In previous part of this series, I made the point that over past 30 years, the living standards of almost everybody in western countries (but especially in USA) have diminished considerably. This has largely occurred due to the convergence of two factors. Firstly, the cost of the basics such as houses, automobiles, higher education and in case of USA- healthcare, have increased much faster than “official” rate of inflation. To make things worse, wages have either remained stagnant or decreased and in an increasing number of cases- the jobs have been shipped overseas without being replaced by anything comparable. Even the few well-paying jobs left in this country have become much less stable than they used to be just two decades ago. Furthermore, these changes have impacted those under 40 or 50 much harder than those above that age. So it is not just a “Millennials”, “Gen Y” or “Gen Z” thing.

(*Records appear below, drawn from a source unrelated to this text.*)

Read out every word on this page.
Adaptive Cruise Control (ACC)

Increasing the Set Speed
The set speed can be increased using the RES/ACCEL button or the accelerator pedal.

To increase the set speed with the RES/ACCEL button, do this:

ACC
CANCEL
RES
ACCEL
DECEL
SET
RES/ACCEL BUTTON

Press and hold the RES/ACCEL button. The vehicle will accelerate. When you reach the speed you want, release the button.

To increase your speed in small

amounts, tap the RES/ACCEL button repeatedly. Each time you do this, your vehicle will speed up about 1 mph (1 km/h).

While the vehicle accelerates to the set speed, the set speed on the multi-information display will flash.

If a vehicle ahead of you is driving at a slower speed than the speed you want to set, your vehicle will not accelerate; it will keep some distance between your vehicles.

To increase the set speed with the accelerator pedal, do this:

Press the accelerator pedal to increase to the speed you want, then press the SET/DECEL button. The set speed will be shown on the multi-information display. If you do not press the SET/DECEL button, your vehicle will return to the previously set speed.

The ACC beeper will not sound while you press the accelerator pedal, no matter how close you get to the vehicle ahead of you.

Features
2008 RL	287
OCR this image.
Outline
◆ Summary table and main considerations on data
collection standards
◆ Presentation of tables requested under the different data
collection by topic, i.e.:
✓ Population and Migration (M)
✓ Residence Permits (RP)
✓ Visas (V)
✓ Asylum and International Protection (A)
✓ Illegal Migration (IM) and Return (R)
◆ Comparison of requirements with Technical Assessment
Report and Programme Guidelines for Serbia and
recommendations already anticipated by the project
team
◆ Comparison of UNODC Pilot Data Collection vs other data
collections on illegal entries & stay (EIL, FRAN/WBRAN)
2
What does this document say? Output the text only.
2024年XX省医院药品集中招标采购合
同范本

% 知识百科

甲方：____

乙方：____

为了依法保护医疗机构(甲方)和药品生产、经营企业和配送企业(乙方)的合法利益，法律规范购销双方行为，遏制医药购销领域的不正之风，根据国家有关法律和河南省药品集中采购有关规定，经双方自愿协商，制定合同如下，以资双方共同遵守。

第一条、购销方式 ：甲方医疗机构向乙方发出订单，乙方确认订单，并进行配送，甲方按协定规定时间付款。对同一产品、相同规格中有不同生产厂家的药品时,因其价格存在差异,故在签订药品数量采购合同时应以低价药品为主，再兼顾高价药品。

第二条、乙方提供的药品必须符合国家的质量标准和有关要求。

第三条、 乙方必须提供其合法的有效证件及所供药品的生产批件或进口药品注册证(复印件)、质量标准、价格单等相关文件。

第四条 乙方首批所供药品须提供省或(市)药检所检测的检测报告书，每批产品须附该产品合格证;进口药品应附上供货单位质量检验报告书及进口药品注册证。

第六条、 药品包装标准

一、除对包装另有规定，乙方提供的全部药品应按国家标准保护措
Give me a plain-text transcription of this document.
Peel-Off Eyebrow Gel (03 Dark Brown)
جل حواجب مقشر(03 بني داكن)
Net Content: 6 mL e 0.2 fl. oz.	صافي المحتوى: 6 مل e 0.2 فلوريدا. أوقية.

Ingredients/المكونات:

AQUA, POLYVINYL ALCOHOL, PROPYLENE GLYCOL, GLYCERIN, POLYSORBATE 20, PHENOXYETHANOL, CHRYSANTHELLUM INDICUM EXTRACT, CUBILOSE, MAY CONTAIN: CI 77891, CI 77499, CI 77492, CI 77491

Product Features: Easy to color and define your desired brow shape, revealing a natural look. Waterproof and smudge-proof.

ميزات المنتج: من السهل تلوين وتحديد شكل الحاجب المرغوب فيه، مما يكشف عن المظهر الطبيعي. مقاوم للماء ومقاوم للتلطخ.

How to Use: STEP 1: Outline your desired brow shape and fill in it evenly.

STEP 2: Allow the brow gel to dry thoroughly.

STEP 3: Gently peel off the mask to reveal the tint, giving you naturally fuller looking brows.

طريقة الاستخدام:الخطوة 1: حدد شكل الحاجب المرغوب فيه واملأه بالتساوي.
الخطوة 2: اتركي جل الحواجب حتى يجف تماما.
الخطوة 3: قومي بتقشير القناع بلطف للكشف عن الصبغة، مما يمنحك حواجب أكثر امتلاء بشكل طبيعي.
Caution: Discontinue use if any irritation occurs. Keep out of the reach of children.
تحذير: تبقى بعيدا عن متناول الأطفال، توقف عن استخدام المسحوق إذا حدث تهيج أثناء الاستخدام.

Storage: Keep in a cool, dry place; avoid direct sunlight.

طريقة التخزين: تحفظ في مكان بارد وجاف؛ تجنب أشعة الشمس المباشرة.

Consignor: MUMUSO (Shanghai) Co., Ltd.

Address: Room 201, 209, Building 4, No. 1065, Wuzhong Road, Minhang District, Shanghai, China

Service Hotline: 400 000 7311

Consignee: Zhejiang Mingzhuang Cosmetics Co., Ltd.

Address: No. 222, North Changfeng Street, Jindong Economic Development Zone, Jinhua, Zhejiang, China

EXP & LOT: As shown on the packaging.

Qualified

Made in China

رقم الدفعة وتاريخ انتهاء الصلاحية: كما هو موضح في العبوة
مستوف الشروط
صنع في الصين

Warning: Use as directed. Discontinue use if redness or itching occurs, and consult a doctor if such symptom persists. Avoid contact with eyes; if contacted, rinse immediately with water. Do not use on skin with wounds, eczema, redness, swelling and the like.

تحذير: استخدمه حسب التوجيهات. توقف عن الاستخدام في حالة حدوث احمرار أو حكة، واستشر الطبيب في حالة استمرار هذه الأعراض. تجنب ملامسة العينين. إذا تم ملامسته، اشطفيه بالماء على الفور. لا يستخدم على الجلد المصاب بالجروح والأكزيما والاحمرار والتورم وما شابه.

So now let us talk about the role of financialism aka late capitalism aka neoliberalism in creating this terminal dystopia. And make no mistake, the situation which many western countries (especially USA) has gotten itself into is, for all practical purposes, terminal. To better understand what I am going to talk about, let us compare USA (the most afflicted country) with others such as Japan, South Korea and Germany (among the least afflicted). So how is life different for the median person in the least afflicted countries when compared to the most afflicted one? Let us start by talking about the relative affordability of decent quality housing in nice or even OK neighborhoods.

If you have seen enough YouTube vlogs from expats in Japan and South Korea, one thing becomes obvious rather quickly. While many of their less expensive apartments are small- almost every single one of them is well built, adequately furnished and in areas that are not remotely sketchy. Also, apartments in these countries come in a range of sizes allowing even somebody in a menial job to have an OK place of their own. More curiously, unlike in the anglosphere, East-Asian countries have been able to ensure that the rents and prices of these apartments are linked to the real income of the people. Even somebody in Tokyo or Seoul, two of the largest megalopolises on earth, can easily find safe and affordable housing that is not too far away from their place of work and other amenities. Oh.. and they have excellent public transit systems.